Rising inequality "threatens to make America a different and worse place":
How Fares the Dream?, by Paul Krugman, Commentary, NY Times: “I have a dream,” declared Martin Luther King, in a speech that has lost none of its power to inspire. And some of that dream has come true. ... When we observe Martin Luther King’s Birthday, we have something very real to celebrate: the civil rights movement was one of America’s finest hours...
King ... dreamed of a nation in which his children “will not be judged by the color of their skin but by the content of their character.” But what we actually became is a nation that judges people ... by the size of their paychecks. And in America, more than in most other wealthy nations, the size of your paycheck is strongly correlated with the size of your father’s paycheck.
Goodbye Jim Crow, hello class system.
Economic inequality isn’t inherently a racial issue... But ... there are racial implications to the way our incomes have been pulling apart. ... In the 1960s it was widely assumed that ending overt discrimination would improve the economic as well as legal status of minority groups.

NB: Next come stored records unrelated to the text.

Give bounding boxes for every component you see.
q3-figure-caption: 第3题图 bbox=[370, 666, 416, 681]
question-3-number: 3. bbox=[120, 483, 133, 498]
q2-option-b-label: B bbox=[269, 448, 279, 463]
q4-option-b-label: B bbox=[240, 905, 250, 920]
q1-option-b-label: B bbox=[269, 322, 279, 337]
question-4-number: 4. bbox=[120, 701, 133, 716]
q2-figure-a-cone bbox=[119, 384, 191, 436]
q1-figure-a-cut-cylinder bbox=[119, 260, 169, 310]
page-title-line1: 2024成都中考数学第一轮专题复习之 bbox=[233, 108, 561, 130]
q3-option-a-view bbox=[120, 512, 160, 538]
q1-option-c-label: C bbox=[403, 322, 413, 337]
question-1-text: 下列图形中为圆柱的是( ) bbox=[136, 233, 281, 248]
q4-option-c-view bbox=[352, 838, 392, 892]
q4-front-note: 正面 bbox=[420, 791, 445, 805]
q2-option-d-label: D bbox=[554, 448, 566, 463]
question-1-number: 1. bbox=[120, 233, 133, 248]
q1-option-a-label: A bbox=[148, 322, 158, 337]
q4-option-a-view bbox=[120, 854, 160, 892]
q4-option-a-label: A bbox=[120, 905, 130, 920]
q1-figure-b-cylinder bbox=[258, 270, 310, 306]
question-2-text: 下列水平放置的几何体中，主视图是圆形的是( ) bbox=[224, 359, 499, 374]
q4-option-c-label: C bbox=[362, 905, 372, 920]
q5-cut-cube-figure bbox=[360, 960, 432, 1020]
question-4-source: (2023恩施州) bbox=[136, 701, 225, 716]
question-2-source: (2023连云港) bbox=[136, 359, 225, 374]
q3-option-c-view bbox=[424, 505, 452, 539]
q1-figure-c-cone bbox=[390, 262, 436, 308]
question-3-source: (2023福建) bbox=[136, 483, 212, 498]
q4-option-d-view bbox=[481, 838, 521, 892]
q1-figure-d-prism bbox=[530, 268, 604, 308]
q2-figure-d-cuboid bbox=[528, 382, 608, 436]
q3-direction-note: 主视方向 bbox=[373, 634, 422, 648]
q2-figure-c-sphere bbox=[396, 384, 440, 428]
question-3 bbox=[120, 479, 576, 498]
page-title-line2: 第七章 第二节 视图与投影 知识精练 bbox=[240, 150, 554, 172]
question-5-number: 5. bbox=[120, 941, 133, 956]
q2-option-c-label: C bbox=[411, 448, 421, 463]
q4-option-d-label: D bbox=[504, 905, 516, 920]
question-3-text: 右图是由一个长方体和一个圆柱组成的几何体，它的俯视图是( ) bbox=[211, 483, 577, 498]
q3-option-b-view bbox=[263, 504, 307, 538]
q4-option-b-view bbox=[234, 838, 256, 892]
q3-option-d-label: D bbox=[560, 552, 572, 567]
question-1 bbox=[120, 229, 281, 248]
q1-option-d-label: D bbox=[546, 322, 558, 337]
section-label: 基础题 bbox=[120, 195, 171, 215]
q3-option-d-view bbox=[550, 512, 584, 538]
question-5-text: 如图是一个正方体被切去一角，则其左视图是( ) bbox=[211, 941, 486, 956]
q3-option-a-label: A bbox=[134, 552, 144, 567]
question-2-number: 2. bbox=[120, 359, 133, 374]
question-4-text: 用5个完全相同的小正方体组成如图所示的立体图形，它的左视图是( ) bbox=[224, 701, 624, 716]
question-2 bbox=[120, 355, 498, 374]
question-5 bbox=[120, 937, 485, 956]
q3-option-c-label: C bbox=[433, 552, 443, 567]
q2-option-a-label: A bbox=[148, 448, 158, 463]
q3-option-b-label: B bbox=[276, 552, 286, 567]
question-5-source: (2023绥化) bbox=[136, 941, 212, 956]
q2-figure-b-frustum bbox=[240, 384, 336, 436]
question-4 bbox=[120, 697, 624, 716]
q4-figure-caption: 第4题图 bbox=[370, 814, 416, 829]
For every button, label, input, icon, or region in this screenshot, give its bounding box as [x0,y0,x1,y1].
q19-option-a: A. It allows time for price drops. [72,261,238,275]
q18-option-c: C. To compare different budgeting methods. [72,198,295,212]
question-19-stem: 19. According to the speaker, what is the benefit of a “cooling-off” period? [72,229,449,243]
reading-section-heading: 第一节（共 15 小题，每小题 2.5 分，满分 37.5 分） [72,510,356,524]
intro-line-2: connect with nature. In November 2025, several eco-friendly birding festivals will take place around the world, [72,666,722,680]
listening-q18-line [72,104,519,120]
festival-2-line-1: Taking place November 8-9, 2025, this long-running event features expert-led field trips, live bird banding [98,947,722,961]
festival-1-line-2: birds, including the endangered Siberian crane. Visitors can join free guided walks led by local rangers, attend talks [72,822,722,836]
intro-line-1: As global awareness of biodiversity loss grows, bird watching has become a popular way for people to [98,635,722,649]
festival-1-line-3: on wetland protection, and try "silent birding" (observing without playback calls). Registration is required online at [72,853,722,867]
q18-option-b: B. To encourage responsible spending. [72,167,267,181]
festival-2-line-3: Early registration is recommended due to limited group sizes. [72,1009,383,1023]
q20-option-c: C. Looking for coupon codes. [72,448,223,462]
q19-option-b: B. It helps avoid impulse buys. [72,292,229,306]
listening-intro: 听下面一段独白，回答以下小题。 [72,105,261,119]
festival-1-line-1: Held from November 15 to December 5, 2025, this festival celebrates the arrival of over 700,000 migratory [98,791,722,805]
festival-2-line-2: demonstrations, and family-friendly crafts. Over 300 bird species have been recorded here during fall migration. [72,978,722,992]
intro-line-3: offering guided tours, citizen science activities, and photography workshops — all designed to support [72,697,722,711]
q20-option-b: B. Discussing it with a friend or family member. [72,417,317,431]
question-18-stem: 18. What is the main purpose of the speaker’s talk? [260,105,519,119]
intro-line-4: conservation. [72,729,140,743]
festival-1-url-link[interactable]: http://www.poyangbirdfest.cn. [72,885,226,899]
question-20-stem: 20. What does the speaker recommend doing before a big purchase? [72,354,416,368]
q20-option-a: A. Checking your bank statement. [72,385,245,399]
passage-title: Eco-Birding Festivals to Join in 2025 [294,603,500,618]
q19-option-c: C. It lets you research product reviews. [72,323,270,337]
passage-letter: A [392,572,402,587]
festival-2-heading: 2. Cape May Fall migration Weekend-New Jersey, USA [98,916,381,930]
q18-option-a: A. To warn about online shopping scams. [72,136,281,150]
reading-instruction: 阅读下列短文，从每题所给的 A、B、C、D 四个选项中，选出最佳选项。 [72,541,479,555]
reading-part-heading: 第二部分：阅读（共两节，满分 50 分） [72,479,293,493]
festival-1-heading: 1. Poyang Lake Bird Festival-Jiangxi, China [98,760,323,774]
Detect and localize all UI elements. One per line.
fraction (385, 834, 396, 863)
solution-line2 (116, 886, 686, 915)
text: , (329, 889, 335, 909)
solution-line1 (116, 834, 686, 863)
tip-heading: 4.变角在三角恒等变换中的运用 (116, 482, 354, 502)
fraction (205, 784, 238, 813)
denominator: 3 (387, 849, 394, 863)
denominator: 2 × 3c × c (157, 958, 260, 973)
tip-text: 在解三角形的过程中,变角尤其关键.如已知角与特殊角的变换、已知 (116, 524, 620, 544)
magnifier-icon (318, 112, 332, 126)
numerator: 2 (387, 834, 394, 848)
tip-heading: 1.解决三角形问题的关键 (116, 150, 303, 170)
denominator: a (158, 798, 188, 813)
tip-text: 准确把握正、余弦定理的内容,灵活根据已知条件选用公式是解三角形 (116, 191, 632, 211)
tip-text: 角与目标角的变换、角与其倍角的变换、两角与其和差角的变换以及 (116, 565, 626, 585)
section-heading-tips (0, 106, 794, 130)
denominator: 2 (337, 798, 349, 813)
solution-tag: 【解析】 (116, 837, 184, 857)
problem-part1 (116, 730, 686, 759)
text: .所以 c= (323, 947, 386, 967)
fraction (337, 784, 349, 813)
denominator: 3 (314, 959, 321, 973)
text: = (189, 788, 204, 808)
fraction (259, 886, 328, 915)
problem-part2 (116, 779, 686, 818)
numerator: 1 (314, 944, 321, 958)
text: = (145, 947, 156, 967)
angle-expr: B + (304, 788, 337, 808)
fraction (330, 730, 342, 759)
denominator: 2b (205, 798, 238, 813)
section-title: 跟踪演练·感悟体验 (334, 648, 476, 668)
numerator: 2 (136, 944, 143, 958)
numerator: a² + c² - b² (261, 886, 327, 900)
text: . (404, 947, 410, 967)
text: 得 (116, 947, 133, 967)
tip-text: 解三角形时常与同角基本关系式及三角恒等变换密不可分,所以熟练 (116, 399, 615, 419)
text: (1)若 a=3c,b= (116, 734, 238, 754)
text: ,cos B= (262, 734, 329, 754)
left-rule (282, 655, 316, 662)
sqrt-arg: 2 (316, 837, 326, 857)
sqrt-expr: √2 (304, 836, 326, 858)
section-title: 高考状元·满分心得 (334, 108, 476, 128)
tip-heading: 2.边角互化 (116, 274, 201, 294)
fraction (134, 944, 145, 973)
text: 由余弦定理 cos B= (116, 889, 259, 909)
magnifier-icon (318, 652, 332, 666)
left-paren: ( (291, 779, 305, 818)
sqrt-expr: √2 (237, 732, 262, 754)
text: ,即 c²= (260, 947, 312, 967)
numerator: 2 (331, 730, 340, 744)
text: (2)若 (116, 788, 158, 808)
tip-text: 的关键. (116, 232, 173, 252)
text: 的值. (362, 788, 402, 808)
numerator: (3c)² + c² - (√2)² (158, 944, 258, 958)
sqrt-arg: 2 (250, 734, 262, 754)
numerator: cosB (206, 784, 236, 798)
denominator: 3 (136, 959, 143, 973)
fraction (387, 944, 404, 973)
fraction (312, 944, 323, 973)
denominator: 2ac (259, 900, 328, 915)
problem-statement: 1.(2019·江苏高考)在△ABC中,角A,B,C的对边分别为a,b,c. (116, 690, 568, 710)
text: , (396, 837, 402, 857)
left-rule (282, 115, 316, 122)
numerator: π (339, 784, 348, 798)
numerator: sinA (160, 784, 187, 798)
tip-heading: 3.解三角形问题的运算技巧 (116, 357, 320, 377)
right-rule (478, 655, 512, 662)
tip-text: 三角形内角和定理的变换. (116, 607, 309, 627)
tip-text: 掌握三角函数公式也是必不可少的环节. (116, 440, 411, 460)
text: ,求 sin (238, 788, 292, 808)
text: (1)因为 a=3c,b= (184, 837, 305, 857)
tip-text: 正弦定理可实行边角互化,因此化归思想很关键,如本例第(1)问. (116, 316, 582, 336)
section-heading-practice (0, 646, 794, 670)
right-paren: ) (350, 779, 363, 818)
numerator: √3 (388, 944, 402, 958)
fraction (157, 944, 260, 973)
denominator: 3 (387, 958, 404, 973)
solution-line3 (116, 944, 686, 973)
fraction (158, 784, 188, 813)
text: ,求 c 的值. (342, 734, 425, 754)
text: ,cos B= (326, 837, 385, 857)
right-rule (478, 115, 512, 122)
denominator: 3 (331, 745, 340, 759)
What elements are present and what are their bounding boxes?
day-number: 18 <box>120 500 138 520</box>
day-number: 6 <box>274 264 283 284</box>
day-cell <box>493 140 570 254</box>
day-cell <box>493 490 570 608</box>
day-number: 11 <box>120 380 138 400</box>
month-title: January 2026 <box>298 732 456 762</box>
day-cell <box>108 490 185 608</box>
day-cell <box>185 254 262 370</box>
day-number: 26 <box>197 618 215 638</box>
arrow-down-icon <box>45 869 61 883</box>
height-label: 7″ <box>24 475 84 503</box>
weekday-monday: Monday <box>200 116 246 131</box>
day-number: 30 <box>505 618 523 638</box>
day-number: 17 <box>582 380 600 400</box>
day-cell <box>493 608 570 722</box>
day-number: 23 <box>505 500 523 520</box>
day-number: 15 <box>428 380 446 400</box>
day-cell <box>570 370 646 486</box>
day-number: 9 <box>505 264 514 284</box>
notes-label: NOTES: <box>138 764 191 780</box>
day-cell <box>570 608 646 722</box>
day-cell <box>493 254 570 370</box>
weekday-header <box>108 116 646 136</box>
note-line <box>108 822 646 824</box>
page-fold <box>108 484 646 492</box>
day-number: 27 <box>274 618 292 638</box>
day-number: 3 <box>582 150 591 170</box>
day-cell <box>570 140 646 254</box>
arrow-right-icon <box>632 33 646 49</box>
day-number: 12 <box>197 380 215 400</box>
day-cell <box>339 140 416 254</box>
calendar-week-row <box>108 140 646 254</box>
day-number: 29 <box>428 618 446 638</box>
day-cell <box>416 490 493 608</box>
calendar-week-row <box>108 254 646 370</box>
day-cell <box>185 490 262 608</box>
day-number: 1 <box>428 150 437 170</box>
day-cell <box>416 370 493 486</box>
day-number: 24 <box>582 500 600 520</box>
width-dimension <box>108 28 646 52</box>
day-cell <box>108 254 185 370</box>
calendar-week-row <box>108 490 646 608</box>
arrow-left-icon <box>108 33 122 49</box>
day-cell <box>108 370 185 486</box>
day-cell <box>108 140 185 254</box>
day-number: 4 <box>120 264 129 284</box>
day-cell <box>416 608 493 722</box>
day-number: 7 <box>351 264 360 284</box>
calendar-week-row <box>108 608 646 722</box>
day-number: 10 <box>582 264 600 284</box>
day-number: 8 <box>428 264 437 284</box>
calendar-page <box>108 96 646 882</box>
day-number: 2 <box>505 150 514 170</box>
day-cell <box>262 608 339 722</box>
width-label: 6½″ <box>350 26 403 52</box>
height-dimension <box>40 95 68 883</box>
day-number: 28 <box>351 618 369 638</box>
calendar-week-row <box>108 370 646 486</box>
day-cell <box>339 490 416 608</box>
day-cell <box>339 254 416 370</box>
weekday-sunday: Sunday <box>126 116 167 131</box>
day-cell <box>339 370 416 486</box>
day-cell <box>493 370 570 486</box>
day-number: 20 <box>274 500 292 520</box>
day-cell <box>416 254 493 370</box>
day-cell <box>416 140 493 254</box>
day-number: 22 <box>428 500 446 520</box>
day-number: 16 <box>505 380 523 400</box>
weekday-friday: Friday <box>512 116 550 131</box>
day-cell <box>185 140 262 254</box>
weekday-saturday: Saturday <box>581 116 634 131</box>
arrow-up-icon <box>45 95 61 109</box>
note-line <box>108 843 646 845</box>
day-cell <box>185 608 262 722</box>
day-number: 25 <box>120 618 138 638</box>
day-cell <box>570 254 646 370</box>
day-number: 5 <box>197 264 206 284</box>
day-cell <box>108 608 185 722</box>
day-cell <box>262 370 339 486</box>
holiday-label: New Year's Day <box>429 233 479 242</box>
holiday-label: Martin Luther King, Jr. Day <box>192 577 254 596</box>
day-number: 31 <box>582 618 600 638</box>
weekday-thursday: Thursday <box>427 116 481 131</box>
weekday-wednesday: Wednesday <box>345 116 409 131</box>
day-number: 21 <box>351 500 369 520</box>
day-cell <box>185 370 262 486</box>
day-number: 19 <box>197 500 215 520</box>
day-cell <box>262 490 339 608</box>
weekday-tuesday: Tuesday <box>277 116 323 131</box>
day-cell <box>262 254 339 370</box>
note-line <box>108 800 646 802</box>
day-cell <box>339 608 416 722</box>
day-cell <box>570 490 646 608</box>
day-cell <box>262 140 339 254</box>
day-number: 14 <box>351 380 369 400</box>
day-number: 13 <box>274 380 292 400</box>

And at first this seemed to be happening. ...
But around 1980 the relative economic position of blacks in America stopped improving. Why? An important part of the answer, surely, is that circa 1980 income disparities in the United States began to widen dramatically...
The Times recently reported on a well-established finding..., we actually have less intergenerational economic mobility than other advanced nations. ... And there’s every reason to believe that our low economic mobility has a lot to do with our high level of income inequality.
Last week Alan Krueger, chairman of the president’s Council of Economic Advisers, gave an important speech about income inequality... Highly unequal countries, he showed, have low mobility... And ... this relationship suggests that America in the year 2035 will have even less mobility than it has now,... a place in which the economic prospects of children largely reflect the class into which they were born.
That is not a development we should meekly accept.
Mitt Romney says that we should discuss income inequality, if at all, only in “quiet rooms.” There was a time when people said the same thing about racial inequality. Luckily, however, there were people like Martin Luther King who refused to stay quiet. And we should follow their example today. For the fact is that rising inequality threatens to make America a different and worse place — and we need to reverse that trend to preserve both our values and our dreams.